Она приподнялась; Кентон увидел, что ее подозрительность укрепляется. Услышав в ее голосе нотки презрения, он едва не рассвирепел. Схватив Шаран за руку, он вновь усадил ее рядом.
— Да, то был я, — сказал он, — но не моя вина в том, что я ушел тогда, — ведь я вернулся, как только смог. А глаза обманули тебя. Не смей и думать о том, что ты видела в них страх! Посмотри! — яростно настаивал он.
Шаран пристально посмотрела на него, вздохнула и опустила голову, вздохнула опять и медленно наклонилась к Кентону. Он сжал ее в объятьях.
— Довольно, — Шаран оттолкнула его, — у тебя нет на уме зла. Я отрекаюсь от своих слов — в твоих глазах не было страха. И это не было бегством. Говори — и я пойму тебя. Да будет так!
— Между Иштар и Нергалом, — продолжала она прерванный рассказ, — были и остаются ненависть и вражда. Ибо Иштар дарует жизнь, а Нергал ее отнимает, она служит добру, а он — злу. И кто может соединить Небо и Ад, жизнь и смерть, доброе и злое?
А она, Зарпанит, Кадишту, Священная, любимая жрица Иштар — она соединила. Ибо она не спускала глаз с того, от кого должна была отвернуться, она любила то, что должна была ненавидеть.

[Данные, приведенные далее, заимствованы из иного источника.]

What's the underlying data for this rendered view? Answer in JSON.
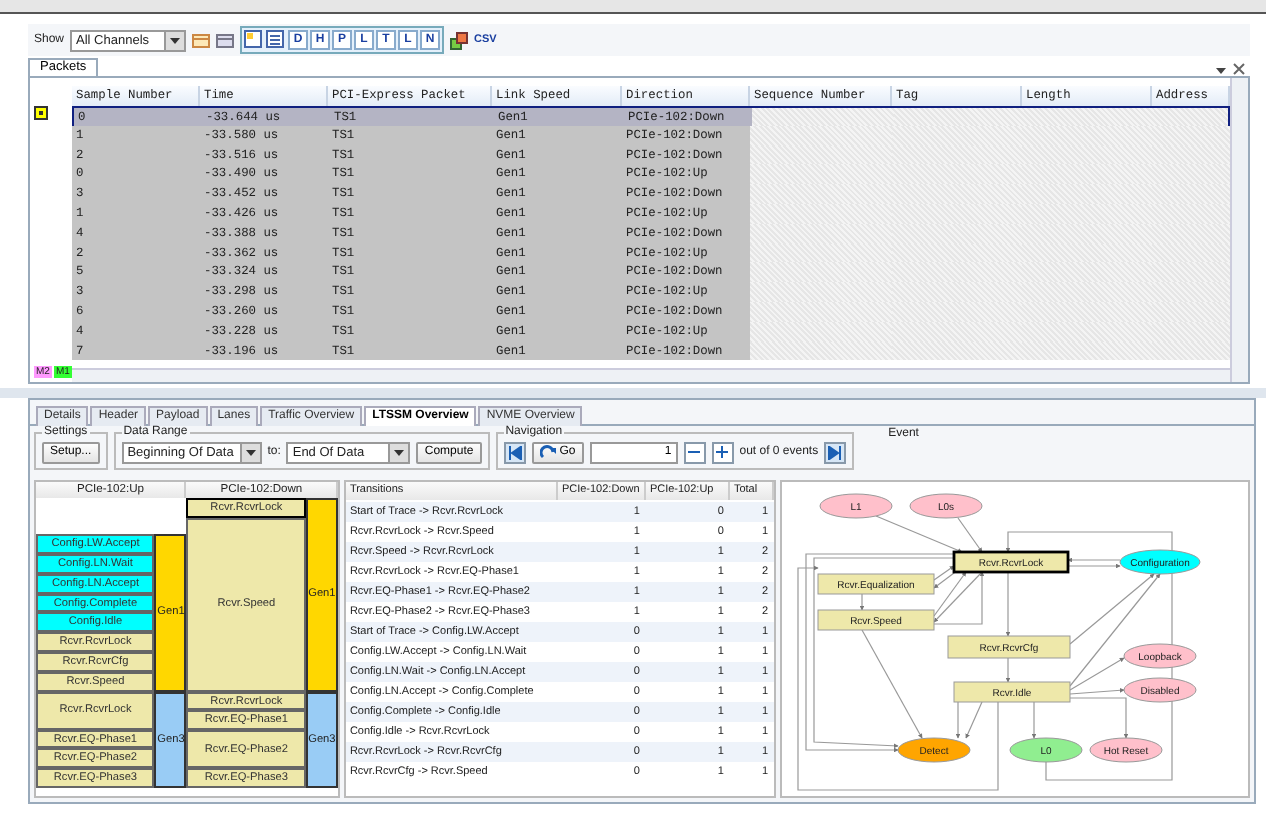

Да — жрица Повелительницы жизни полюбила Алузара — жреца Бога смерти! Любовь ее разгоралась ярким пламенем, свет которого озарял его — его и никого больше. Будь Зарпанит богиней, она пошла бы за Алузаром в Жилище Потерянных, как сама Иштар отправилась туда за своим возлюбленным Таммузом, чтобы спасти его или остаться там вместе с ним.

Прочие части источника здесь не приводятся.